网络协议总结
说到网络协议,首先离不开OSI 7层模型,OSI/RM是国际标准化组织公布的开放系统互连参考模型(OSI/RM),它是是一种分层的体系结构,参考模型共有7层。下图列出了TCP/IP 4层协议与OSI 7层模型的对比
发送请求的过程是从最顶层(应用层)出发,往下每一层负责封装属于自己的信息到请求中,最后将一整个请求发送给对方。
接收请求的过程是从最底层(网络接口层)开始,每一层的协议负责解析属于自己的东西,比如网际层(IP)处理ip信息,传输层(TCP)处理点对点的端口,应用层(HTTP)处理Request或Response的LineHeaderBody。
1、TCP协议中的三次握手和四次挥手
其中,ACK:确认,0x10。当ACK = 1时,代表这是一个确认的TCP包,取值0则不是确认包。

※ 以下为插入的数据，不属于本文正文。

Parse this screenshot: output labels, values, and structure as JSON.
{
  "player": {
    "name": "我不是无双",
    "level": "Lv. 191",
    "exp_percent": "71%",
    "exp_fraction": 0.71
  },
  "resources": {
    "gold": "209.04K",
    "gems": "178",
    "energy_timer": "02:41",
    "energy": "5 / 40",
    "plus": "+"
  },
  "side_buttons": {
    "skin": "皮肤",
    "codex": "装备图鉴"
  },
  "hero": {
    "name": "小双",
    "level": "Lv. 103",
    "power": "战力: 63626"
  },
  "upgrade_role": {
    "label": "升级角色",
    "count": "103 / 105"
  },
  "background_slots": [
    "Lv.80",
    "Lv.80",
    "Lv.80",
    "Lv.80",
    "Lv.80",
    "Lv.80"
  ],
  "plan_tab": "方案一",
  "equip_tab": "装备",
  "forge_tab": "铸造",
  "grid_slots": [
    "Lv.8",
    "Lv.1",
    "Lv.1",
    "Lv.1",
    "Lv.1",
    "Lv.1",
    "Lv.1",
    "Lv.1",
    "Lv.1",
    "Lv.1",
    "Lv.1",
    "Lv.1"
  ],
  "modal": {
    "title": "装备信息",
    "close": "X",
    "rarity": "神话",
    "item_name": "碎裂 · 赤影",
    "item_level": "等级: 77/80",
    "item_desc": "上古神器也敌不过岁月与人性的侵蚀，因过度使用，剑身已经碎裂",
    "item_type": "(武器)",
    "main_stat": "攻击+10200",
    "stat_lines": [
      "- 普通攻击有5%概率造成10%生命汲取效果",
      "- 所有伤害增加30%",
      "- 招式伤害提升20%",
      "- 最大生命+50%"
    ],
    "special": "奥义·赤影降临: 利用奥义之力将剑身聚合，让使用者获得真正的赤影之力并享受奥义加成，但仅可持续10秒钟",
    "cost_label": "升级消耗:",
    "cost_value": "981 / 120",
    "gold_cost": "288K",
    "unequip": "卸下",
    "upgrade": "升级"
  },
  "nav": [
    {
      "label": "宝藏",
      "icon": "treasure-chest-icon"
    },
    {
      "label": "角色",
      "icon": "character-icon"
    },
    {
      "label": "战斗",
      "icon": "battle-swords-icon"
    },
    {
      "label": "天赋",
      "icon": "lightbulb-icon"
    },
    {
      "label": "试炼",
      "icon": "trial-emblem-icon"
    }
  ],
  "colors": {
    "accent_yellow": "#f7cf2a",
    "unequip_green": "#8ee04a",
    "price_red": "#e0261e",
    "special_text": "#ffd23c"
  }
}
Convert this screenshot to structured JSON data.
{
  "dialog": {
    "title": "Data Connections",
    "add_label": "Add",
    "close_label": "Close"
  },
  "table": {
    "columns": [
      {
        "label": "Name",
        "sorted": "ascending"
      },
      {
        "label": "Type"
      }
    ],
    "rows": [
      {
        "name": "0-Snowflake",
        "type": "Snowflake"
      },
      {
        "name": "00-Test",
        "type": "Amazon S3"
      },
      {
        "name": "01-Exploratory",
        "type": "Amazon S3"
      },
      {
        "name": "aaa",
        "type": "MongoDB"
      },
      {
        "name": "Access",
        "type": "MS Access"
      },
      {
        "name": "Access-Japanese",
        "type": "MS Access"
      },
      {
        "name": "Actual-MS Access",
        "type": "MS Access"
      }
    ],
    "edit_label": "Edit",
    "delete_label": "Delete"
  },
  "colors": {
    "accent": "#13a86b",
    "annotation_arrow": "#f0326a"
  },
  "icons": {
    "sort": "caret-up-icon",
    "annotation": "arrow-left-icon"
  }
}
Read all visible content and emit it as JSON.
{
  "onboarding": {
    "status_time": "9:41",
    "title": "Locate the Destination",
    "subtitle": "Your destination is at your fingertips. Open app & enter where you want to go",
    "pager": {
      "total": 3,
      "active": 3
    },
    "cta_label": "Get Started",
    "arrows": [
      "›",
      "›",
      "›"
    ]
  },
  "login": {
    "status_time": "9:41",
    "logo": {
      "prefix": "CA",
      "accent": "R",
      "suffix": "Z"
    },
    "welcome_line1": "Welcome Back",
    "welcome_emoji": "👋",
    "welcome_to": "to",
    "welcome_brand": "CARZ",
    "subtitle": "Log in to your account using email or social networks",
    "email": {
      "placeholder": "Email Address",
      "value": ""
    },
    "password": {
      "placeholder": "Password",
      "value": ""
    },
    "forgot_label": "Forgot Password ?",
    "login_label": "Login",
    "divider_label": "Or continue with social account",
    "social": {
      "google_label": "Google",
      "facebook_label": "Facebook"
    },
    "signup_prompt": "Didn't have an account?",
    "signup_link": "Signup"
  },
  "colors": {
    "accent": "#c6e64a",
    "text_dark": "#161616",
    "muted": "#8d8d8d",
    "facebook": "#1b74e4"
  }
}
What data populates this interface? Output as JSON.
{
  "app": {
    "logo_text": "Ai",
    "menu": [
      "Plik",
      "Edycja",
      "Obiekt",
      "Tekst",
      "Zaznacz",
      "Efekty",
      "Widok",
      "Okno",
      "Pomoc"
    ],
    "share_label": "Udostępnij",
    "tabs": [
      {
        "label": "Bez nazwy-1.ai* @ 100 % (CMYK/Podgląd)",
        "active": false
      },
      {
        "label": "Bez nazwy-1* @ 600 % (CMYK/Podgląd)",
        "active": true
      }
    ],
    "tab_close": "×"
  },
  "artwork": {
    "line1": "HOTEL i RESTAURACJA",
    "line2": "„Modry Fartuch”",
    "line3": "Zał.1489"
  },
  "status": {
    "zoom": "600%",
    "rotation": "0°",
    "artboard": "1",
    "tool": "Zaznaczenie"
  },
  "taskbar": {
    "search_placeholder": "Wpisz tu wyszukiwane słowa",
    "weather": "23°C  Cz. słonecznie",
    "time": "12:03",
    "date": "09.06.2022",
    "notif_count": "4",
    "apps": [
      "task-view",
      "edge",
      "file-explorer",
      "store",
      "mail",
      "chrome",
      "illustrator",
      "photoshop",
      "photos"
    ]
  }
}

PSH:推送,0x08。当发送端PSH=1时,接收端尽快的交付给应用进程。
RST:复位,0x04。当RST=1时,表明TCP连接中出现严重差错,必须释放连接,再重新建立连接。
SYN:同步,0x02。在建立连接是用来同步序号。SYN=1, ACK=0表示一个连接请求报文段。SYN=1,ACK=1表示同意建立连接。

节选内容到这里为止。